A Mattel volta a ser destaque ao ampliar o conceito de diversidade em sua linha de bonecas Barbie. Desta vez, a empresa lançou uma Barbie que representa o Transtorno do Espectro Autista (TEA), desenvolvida em parceria com a ASAN (Autistic Self-Advocacy Network), organização formada por pessoas autistas e dedicada à defesa de seus direitos. O objetivo foi criar um brinquedo que refletisse, de forma respeitosa, experiências reais com as quais muitas pessoas no espectro podem se identificar.

Entre as características da boneca estão articulações nos cotovelos e pulsos, permitindo movimentos repetitivos; o olhar levemente deslocado, que faz referência ao fato de que algumas pessoas autistas evitam contato visual direto; e a presença de um fidget spinner, objeto usado por muitos como recurso de autorregulação sensorial, ajudando a reduzir o estresse e melhorar o foco.

A Barbie também vem acompanhada de um fone de ouvido, utilizado por pessoas autistas para diminuir a sobrecarga sensorial causada por ruídos, além de um tablet de CAA (Comunicação Aumentativa e Alternativa), ferramenta importante para auxiliar na comunicação. As roupas foram pensadas com tecidos “sensíveis” ao toque, que reduzem o desconforto causado pelo contato excessivo com a pele.

Especialistas reforçam que, diante da suspeita de traços do espectro autista em crianças ou adultos, é fundamental buscar avaliação profissional. Plataformas digitais e ferramentas de inteligência artificial não substituem o acompanhamento médico e psicológico especializado.

A notícia ganhou destaque nas redes sociais após ser compartilhada pela comunicadora Luh Pires, que descobriu ser autista em dezembro de 2025. Segundo ela, o diagnóstico representou um grande alívio e trouxe maior compreensão sobre si mesma. Atuando na área de marketing e inteligência artificial, Luh tem como principal trunfo — e também hiperfoco — o desenvolvimento de campanhas criativas utilizando IA, além de outros projetos ligados ao marketing e à influência digital.

Reconhecida também como ativista pelos direitos dos animais, Luh Pires concedeu recentemente uma entrevista à Masper TV, no programa Inspire-se. Na ocasião, ela apresentou a vinheta do programa criada inteiramente com inteligência artificial e debateu com a jornalista Andreia de Vargas temas como o filme Caramelo.

Ao comentar o lançamento da Barbie autista, Luh destacou a importância simbólica do brinquedo em um mundo ainda marcado por preconceitos em relação aos transtornos neurológicos. Para ela, a boneca representa não apenas inclusão, mas também visibilidade, respeito e a possibilidade de crianças autistas se reconhecerem positivamente desde cedo.

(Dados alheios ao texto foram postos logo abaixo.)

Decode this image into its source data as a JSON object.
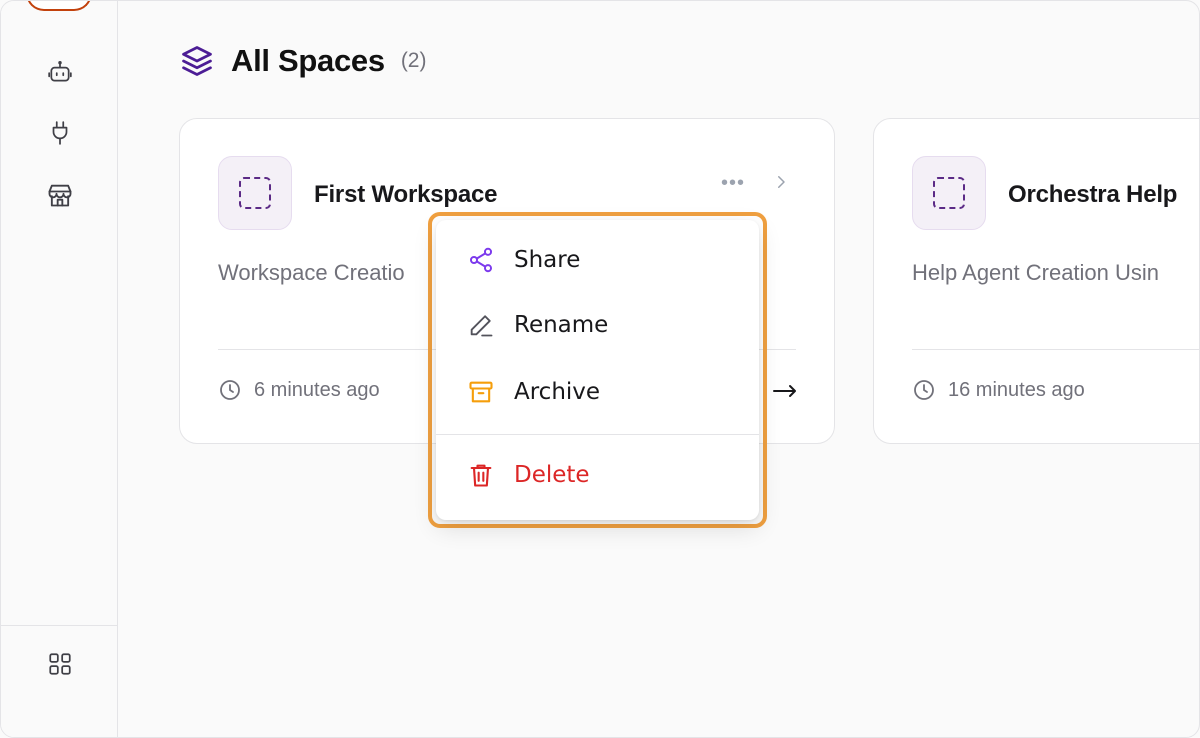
{
  "header": {
    "title": "All Spaces",
    "count": "(2)"
  },
  "sidebar": {
    "items": [
      {
        "icon": "bot-icon"
      },
      {
        "icon": "plug-icon"
      },
      {
        "icon": "store-icon"
      }
    ],
    "bottom_icon": "grid-icon"
  },
  "cards": [
    {
      "title": "First Workspace",
      "description": "Workspace Creatio",
      "time": "6 minutes ago"
    },
    {
      "title": "Orchestra Help",
      "description": "Help Agent Creation Usin",
      "time": "16 minutes ago"
    }
  ],
  "menu": {
    "items": [
      {
        "label": "Share",
        "icon": "share-icon",
        "color": "#7c3aed"
      },
      {
        "label": "Rename",
        "icon": "pencil-icon",
        "color": "#52525b"
      },
      {
        "label": "Archive",
        "icon": "archive-icon",
        "color": "#f59e0b"
      },
      {
        "label": "Delete",
        "icon": "trash-icon",
        "color": "#dc2626"
      }
    ]
  },
  "colors": {
    "accent": "#5b2a86",
    "highlight": "#f0a040",
    "danger": "#dc2626"
  }
}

O relato de Luh Pires é um depoimento pessoal e emocionante sobre sua identificação com o lançamento de uma boneca Barbie que representa pessoas neurodivergentes. Ela utiliza o espaço da redes sociais para desabafar sobre os desafios de ser autista e celebrar a importância da representatividade.

Representatividade e Educação

Luh destaca que a iniciativa vai além da inclusão visual; ela serve como uma ferramenta educativa. Para ela, é essencial que crianças aprendam desde cedo que a neurodivergência existe e que “está tudo bem”.

Características do Autismo no Cotidiano

Ela descreve diversas vivências que fazem parte do seu dia a dia e de outras pessoas no espectro:

Necessidade de previsibilidade: O desconforto em ambientes caóticos ou incertos.

Hiperfoco: A capacidade de passar horas concentrada em uma única atividade.

Dificuldades sociais: Problemas para perceber segundas intenções (maldade) ou indiretas.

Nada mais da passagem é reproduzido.